The writer considered this fact, and began to wonder about George Zimmerman’s feelings and motives that evening, whether he was just genuinely worried about protecting his neighborhood.

To test her theory, the writer decided to do a thought experiment.

This thought experiment involved changing the racial makeup of the drama.

She imagined that a young white man, while walking the streets of a gated community where he was staying with friends, had been followed by an older man concerned about crime, that the two had fought, that the young white man, unarmed himself, was shot.

She then imagined that, after an ensuing trial in which the older man was acquitted, a broadcast journalist asked us to remember that, a few days before this unfortunate incident, a young white man had been caught breaking into a house.

The writer realized this statement would have been met with disbelief and outrage.

What did the action of another white man have to do with this one, everyone would want to know.
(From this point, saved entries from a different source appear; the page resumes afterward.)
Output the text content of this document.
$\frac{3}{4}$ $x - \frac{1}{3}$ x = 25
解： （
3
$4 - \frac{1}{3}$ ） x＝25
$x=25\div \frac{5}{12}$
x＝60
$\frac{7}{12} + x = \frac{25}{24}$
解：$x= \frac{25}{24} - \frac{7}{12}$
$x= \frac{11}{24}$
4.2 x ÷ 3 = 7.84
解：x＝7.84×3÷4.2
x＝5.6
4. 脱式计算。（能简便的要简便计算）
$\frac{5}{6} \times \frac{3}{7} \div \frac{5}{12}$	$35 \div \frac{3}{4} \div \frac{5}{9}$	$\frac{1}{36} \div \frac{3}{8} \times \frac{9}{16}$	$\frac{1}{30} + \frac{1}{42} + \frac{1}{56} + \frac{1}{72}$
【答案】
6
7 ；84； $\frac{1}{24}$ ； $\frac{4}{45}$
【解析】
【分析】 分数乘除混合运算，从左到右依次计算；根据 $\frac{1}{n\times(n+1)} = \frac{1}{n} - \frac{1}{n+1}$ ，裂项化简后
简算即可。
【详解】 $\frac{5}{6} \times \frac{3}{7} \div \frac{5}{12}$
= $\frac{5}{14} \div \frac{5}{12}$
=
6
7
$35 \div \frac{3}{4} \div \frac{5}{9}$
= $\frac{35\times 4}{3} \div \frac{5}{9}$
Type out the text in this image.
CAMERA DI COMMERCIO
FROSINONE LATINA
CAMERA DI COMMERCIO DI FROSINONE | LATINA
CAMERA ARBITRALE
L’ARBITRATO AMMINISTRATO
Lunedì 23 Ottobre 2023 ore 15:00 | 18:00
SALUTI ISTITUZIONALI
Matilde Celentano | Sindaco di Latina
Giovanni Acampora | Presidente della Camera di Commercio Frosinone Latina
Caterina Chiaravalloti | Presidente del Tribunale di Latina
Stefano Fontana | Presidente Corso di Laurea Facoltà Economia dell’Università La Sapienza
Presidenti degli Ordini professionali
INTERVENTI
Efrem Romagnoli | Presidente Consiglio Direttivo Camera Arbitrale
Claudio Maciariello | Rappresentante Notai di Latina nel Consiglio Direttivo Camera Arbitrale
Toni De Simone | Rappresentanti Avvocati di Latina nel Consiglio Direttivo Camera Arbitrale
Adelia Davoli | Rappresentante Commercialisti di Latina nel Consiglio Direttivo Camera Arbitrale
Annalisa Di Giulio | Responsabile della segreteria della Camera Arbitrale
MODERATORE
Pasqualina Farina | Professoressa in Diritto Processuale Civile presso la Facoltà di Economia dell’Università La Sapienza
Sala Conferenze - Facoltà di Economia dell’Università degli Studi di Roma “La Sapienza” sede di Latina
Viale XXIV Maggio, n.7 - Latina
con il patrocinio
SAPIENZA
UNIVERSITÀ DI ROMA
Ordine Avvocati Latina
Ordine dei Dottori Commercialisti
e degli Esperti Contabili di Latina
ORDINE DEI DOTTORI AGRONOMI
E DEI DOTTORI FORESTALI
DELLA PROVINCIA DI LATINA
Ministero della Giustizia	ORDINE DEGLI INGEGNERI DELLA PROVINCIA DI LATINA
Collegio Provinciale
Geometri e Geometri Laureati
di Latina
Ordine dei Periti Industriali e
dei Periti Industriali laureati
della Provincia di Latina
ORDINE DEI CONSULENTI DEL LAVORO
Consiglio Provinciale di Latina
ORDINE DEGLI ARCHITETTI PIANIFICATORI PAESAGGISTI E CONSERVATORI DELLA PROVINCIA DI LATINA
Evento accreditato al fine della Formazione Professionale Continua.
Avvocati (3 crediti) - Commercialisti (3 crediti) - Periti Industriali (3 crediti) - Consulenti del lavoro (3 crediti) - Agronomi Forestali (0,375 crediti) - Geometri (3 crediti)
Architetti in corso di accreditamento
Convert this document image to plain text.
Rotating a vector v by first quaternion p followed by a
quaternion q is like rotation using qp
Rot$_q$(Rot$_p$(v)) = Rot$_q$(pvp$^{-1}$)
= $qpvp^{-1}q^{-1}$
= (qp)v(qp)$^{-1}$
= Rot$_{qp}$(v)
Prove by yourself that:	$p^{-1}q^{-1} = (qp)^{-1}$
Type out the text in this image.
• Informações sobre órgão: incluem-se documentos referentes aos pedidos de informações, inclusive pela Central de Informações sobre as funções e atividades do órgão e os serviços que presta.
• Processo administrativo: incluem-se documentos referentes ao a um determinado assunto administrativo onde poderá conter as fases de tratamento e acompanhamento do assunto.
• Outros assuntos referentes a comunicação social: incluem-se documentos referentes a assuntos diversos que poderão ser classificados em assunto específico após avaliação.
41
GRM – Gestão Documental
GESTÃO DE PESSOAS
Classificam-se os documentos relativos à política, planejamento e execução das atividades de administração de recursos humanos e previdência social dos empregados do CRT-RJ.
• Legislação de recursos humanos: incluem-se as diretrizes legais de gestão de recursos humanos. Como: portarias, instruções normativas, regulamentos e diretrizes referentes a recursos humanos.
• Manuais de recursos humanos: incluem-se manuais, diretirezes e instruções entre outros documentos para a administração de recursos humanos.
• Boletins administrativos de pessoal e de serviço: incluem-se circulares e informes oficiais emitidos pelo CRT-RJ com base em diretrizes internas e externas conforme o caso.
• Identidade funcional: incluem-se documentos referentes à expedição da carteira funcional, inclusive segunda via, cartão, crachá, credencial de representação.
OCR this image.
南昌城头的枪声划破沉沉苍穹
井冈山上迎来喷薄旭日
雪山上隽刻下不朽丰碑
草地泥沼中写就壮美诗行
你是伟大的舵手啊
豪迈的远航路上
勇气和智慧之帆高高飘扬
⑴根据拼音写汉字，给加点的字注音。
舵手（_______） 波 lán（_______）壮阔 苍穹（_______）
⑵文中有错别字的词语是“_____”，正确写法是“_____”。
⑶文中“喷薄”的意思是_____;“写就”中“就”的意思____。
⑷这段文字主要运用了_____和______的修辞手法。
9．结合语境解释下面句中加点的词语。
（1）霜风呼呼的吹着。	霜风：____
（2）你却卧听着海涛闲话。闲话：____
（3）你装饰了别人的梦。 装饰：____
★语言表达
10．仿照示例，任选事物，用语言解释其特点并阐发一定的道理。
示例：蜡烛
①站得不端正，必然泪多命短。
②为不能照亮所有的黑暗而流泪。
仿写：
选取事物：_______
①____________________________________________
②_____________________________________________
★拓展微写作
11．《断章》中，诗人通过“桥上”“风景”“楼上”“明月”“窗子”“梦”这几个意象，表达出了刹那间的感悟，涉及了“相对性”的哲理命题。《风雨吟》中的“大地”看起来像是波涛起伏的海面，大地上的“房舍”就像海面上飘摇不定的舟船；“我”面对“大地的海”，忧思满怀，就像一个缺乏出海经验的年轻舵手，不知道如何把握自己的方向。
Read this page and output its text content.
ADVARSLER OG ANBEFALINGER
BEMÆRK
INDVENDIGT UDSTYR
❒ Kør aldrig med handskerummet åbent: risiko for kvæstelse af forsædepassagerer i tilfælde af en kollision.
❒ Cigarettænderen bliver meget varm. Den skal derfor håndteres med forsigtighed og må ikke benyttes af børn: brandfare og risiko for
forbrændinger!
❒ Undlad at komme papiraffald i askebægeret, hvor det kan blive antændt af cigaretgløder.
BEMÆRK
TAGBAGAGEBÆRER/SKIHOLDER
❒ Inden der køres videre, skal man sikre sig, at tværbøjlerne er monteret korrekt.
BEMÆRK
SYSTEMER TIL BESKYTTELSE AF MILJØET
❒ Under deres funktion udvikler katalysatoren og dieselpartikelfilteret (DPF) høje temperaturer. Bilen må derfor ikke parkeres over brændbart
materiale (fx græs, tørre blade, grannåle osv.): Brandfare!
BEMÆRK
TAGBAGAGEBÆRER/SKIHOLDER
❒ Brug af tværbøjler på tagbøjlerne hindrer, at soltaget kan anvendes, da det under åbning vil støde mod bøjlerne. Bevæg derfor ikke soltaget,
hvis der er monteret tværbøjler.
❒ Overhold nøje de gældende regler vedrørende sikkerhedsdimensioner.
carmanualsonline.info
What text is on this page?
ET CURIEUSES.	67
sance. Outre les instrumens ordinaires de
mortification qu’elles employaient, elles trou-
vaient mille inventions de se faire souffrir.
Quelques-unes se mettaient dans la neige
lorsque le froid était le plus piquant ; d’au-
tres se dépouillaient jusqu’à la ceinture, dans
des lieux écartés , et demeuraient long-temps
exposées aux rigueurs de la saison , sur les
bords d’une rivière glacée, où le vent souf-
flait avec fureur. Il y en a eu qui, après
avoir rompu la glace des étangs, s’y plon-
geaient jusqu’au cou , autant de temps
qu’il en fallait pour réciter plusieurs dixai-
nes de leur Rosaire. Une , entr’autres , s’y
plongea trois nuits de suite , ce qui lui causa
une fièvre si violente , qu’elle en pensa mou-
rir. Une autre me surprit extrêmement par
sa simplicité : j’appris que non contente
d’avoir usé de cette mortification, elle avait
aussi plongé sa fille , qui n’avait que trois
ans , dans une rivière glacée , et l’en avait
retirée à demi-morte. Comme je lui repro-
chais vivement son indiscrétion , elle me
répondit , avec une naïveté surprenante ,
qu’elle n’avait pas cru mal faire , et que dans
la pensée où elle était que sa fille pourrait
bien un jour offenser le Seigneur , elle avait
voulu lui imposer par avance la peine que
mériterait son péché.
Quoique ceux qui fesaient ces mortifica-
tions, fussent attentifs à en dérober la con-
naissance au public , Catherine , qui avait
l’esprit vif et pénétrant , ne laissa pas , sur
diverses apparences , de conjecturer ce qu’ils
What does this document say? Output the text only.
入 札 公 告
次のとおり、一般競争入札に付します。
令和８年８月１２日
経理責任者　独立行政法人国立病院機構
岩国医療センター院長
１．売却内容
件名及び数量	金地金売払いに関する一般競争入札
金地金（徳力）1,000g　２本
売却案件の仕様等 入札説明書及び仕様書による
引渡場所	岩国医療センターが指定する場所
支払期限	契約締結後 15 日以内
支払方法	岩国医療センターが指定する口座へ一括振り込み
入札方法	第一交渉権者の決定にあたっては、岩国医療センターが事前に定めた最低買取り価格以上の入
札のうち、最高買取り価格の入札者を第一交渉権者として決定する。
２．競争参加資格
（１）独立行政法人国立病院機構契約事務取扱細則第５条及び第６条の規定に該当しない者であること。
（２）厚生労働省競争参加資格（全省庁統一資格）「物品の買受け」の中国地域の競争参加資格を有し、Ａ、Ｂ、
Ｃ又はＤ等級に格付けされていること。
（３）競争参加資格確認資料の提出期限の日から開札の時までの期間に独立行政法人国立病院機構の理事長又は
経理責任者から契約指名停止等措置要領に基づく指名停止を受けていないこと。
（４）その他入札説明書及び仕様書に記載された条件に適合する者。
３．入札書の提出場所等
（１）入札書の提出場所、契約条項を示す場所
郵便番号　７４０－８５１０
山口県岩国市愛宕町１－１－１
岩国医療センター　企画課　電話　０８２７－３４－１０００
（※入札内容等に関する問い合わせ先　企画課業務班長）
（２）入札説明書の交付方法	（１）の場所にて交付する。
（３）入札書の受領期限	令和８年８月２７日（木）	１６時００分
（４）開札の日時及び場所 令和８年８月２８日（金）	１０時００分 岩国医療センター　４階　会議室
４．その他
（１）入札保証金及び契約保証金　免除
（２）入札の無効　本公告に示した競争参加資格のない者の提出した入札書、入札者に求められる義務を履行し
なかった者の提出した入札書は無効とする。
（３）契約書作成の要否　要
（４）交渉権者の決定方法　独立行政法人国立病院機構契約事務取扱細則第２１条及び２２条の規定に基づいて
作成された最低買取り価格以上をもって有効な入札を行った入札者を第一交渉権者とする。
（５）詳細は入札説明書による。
There was no proof that the two even looked alike, they would say: they might have had completely different physiques, hair color, eye color.

The entire statement would not even have been made, the writer realized, it would have been too absurd to be taken seriously.

The writer remembered the words of Malcolm Gladwell, a well-known writer whose African heritage was not obvious to the world until he started growing his hair out.

Life became more difficult for him after that, Gladwell reported.

Once, after another stop by the police, Gladwell asked why he, an African-American man of medium height and slight build, was being profiled when the perpetrator was several inches taller with a heavier build.

The policeman, Gladwell reported, had no answer.

The writer doesn’t have an answer, either, though she knows it has something to do with categories.

She still doesn’t know what happened that night, but she has observed that the less time you spend looking at someone, the less distinct they are, and the more they look like all the others.

Like all the others, that is, in the category to which you think they belong.